Per conoscere meglio il concetto, vediamo i suoi vantaggi e svantaggi:

  • È il più adatto per grandi aree geografiche per la sua semplicità e l'eterogeneità dei cluster.
  • È possibile utilizzare campioni di grandi dimensioni. Questo è un vantaggio, poiché i cluster sono pronti e devi sceglierne solo alcuni.
  • È molto utile quando vogliamo studiare determinate caratteristiche in una popolazione molto ampia. Scegliamo i cluster e, su di essi, effettuiamo l'analisi. Ad esempio, un sondaggio.
  • Tra i suoi inconvenienti possiamo evidenziare che è necessario conoscere informazioni dettagliate sulla popolazione. In effetti, questi gruppi a volte non lo rappresentano in modo efficace. Inoltre, il suo errore di campionamento è solitamente superiore, ad esempio, a quello del semplice campionamento casuale.

Passaggi per eseguire il campionamento a grappolo

Il processo per eseguire il campionamento dei cluster è relativamente semplice, sebbene richieda determinati prerequisiti.

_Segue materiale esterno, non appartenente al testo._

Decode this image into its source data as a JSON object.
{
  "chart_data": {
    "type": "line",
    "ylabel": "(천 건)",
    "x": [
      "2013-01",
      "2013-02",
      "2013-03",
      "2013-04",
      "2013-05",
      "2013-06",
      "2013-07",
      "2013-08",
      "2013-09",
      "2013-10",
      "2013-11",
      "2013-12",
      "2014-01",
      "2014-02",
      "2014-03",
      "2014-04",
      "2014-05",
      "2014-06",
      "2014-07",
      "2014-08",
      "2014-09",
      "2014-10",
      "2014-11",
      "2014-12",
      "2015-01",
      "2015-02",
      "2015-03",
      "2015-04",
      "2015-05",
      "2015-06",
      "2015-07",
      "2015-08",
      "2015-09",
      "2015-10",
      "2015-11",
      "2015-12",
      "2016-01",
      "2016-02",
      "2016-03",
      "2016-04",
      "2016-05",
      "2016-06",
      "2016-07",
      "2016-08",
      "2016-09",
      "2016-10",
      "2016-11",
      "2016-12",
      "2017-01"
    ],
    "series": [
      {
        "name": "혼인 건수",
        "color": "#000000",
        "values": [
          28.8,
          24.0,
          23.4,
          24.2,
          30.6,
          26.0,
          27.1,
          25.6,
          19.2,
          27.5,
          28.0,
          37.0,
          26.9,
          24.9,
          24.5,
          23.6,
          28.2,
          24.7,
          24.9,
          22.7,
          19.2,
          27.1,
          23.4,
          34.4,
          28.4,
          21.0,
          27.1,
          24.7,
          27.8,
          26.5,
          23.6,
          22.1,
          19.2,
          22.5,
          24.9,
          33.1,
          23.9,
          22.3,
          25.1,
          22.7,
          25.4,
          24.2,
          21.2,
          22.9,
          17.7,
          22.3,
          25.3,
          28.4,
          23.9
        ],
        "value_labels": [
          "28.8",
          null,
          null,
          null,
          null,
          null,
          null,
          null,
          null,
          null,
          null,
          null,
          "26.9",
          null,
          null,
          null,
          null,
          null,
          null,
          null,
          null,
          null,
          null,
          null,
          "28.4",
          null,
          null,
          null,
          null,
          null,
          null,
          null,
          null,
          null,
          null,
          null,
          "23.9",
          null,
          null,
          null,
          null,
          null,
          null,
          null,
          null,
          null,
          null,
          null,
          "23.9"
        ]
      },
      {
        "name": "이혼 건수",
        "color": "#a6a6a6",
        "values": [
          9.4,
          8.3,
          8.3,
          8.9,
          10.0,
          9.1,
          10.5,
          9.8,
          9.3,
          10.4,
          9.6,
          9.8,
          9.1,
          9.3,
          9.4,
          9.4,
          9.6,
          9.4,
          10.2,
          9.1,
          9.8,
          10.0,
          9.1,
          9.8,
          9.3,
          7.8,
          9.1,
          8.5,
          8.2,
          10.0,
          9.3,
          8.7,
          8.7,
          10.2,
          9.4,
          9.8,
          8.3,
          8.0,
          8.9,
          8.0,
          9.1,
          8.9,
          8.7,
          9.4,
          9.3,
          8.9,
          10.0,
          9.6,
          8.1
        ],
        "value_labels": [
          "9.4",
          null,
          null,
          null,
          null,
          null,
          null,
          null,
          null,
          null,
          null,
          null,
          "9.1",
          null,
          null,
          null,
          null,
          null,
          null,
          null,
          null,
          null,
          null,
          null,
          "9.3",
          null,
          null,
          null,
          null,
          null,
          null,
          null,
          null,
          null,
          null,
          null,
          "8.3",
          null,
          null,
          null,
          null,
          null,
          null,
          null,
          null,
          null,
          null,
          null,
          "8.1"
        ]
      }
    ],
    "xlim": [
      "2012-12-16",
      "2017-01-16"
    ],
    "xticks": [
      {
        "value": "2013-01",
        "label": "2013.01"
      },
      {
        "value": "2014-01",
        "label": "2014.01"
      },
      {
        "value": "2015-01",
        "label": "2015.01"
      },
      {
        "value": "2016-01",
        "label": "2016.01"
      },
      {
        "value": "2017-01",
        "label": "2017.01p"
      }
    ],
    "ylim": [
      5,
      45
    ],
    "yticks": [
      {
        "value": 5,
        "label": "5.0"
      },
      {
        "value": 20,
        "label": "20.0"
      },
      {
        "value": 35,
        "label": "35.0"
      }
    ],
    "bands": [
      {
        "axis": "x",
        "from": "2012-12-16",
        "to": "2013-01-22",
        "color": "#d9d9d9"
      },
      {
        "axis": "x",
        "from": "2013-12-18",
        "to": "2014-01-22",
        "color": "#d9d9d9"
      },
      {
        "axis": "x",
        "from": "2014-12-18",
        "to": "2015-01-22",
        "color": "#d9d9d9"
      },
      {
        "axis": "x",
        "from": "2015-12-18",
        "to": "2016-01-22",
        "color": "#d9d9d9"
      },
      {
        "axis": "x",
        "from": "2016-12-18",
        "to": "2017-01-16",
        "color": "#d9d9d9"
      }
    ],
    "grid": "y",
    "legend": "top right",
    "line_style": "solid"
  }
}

Detto questo, vediamo i passaggi per realizzarlo:

  • Conosci la popolazione. In questo caso, abbiamo bisogno di molte informazioni sulla popolazione. Questo perché costruiremo i cluster in base a tali informazioni. Le variabili socio-demografiche assumono particolare rilevanza.
  • Selezione del gruppo: D'altra parte, una volta che sappiamo da dove partiamo, dobbiamo decidere come formare i cluster. In questo caso, la posizione geografica è una delle risorse più comuni.
  • Selezione dei campioni: Una volta che abbiamo questi cluster, dobbiamo scegliere quelli che serviranno da campione. Per fare ciò, possiamo utilizzare un semplice campionamento casuale o sistematico.
  • Campionamento in due fasi: C'è un'opzione chiamata campionamento in due fasi. Consiste nella scelta di un campione più piccolo dal cluster stesso.
  • Analisi: Infine, questo campione viene analizzato e, una volta che abbiamo i risultati, controlliamo se possiamo fare inferenze nella popolazione.

Esempio di campionamento a grappolo

Immaginiamo di voler conoscere l'incidenza del tabacco nella popolazione di un paese. Com'è logico, sarebbe molto difficile farlo in tutti i suoi abitanti. Ad esempio, in Messico, con poco più di 126 milioni. Pertanto, sulla base di studi precedenti che mostrano una certa omogeneità territoriale, scegliamo solo alcune aree.

Successivamente, vediamo il processo:

  1. Come si vede, studiamo prima alcune delle variabili rilevanti della popolazione.
  2. Con queste informazioni, formiamo i diversi conglomerati.
  3. Successivamente, scegliamo quelli che ci interessano e, su di essi, effettuiamo un'analisi.
  4. L'ultimo passo nel campionamento a grappolo è l'inferenza sulla popolazione.